Myspace’s problem for me was when they became hostile to 3rd party embeds like YouTube, even though they are back (YouTube embeds) it feels like they are doing so begrudgingly.

On the other hand Facebook has a robust sharing architecture that they seem to be investing in. I feel I can integrate all my Web activity within Facebook. I can also integrate content with 3rd part ads servers. My feeling is that this would be anathema to Myspace.

For musicians, the Myspace only allowed a minimal number of songs in the player, this never changed, also there was no way to link to a particular song, unlike imeem and ultimately YouTube. Very hard to tell someone to check out a song in an e-mail without a direct link, plus the fact the song might have to be removed do to the song count limit.

When other sites began to offer ad revenue share, Myspace didn’t budge. Their deal with Snocap was totally ineffective. They should have embraced a technology strategy with iTunes. Instead they wanted to compete with iTunes.

Myspace started off with high potential. Then got greedy and controlling.

They have a lot of work to do

jason nadaf

and i want to add… hire people that actually use the service they are engineering. i know it will be tough – ColdFusion programmers aren’t the best engineers. i don’t think they were meant to be. start with hiring (and finding) a ColdFusion developer that uses and maybe is already working on a third party app for Myspace. someone who understands the framework of what is built over in LA. http://blog.compete.com/2009/02/09/facebook-myspace-twitter-social-network/ shows that Myspace still has over 50 million strong. and that starting point is definitely a good one. ok i am done.

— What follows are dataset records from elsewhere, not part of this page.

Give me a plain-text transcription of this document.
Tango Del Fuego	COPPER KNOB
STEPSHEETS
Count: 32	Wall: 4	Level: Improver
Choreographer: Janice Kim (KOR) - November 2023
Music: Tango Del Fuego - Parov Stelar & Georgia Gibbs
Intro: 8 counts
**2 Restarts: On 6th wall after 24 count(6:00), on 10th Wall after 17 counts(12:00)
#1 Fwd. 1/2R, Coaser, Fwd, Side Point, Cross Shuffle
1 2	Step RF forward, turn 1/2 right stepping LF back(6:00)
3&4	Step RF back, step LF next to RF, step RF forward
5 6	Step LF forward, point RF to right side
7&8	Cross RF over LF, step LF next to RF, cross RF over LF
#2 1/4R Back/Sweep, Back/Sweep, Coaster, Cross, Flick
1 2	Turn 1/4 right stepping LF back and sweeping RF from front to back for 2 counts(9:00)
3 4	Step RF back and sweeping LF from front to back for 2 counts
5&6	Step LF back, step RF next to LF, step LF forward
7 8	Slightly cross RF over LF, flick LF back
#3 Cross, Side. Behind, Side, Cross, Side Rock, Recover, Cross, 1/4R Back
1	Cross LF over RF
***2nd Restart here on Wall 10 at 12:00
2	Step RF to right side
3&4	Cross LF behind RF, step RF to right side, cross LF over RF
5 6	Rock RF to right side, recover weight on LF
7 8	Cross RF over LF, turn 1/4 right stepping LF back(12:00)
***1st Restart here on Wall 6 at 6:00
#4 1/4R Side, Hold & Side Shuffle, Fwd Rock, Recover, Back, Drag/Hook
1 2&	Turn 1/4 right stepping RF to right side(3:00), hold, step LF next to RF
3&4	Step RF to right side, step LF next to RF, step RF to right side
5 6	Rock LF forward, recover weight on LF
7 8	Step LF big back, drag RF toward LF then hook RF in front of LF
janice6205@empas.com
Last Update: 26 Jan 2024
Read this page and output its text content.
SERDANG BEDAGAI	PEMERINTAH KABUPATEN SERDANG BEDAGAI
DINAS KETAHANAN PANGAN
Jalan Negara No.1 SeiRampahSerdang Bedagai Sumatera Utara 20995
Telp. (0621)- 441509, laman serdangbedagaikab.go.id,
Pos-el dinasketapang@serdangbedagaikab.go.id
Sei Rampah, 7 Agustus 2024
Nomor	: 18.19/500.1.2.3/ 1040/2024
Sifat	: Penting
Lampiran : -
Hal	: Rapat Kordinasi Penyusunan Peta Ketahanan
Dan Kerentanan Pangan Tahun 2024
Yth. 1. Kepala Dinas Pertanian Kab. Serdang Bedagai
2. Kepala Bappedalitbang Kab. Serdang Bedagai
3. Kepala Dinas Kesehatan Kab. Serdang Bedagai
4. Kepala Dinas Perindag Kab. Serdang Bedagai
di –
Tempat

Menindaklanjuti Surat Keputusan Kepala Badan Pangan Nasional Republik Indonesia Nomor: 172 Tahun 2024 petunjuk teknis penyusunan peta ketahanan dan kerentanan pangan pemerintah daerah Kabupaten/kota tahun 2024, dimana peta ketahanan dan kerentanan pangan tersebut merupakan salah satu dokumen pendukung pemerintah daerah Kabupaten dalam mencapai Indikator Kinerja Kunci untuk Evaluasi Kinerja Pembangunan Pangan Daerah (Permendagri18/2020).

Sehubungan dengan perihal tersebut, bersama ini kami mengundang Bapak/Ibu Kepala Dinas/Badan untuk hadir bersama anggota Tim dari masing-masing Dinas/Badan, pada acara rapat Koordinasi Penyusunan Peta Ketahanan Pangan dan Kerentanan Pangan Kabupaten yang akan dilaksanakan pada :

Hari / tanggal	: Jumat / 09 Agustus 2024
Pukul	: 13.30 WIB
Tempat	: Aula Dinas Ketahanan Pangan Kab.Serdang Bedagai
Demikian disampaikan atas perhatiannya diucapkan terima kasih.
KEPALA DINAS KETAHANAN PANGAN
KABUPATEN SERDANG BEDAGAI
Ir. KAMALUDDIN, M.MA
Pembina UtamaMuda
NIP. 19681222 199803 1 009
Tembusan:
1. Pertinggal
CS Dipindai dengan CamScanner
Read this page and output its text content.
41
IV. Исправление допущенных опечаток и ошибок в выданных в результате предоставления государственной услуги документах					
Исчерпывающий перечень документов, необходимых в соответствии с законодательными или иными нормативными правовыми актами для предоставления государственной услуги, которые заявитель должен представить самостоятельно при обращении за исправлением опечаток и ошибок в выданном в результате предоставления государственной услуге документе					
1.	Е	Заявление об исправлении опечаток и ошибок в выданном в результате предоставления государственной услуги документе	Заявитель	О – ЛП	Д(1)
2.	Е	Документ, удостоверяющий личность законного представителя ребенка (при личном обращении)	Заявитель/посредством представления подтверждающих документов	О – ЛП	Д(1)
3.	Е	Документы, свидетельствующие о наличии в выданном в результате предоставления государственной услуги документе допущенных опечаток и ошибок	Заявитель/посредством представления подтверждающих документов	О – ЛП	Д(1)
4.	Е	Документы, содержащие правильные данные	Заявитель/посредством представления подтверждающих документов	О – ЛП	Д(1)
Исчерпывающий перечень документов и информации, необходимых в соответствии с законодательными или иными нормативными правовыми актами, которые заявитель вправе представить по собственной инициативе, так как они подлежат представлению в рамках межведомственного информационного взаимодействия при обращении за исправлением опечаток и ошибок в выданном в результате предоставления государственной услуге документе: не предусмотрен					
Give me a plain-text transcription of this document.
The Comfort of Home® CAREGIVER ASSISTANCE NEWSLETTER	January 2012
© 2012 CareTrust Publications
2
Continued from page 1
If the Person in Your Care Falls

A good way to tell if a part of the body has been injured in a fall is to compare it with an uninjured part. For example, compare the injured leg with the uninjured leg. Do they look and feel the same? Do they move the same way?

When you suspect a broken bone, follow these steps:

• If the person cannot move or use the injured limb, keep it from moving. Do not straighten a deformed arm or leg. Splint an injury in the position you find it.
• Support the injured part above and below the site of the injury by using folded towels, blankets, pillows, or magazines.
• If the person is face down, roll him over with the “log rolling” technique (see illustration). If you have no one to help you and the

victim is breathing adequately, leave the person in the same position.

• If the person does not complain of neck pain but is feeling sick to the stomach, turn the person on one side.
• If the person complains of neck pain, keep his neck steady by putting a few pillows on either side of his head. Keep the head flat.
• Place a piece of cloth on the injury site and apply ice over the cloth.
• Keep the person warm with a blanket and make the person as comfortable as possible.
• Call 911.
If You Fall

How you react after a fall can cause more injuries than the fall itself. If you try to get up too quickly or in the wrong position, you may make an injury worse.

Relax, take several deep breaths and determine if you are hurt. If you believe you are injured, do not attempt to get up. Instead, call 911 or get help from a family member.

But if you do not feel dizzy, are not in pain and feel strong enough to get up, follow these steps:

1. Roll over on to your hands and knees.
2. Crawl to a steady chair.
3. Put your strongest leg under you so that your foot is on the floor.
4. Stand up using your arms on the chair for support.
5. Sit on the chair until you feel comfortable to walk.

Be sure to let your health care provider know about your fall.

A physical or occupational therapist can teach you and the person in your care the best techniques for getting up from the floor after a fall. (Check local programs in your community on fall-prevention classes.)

professional internet services

“But that isn’t innovation, it’s hospice care.” thumbs up! they update their profiles because many of them don’t quite get it yet. Facebook has an element of interaction that Myspace does not. What Owen Van Natta should do is change up the engineering staff at Myspace. i am constantly frustrated at the way their app operates. maybe even poach some people from Facebook. fat chance on that because they are on a different framework. clean out the engineering team and hire a mind that can innovate. start with that, re-aim the focus to disrupt the music industry like you mentioned above and game on. keep in mind that GeoCities was around for over ten years. so Myspace’s expiration has time before the fallout. guess we will see what will happen. maybe Owen Van Natta will get some insight by stumbling across your blog.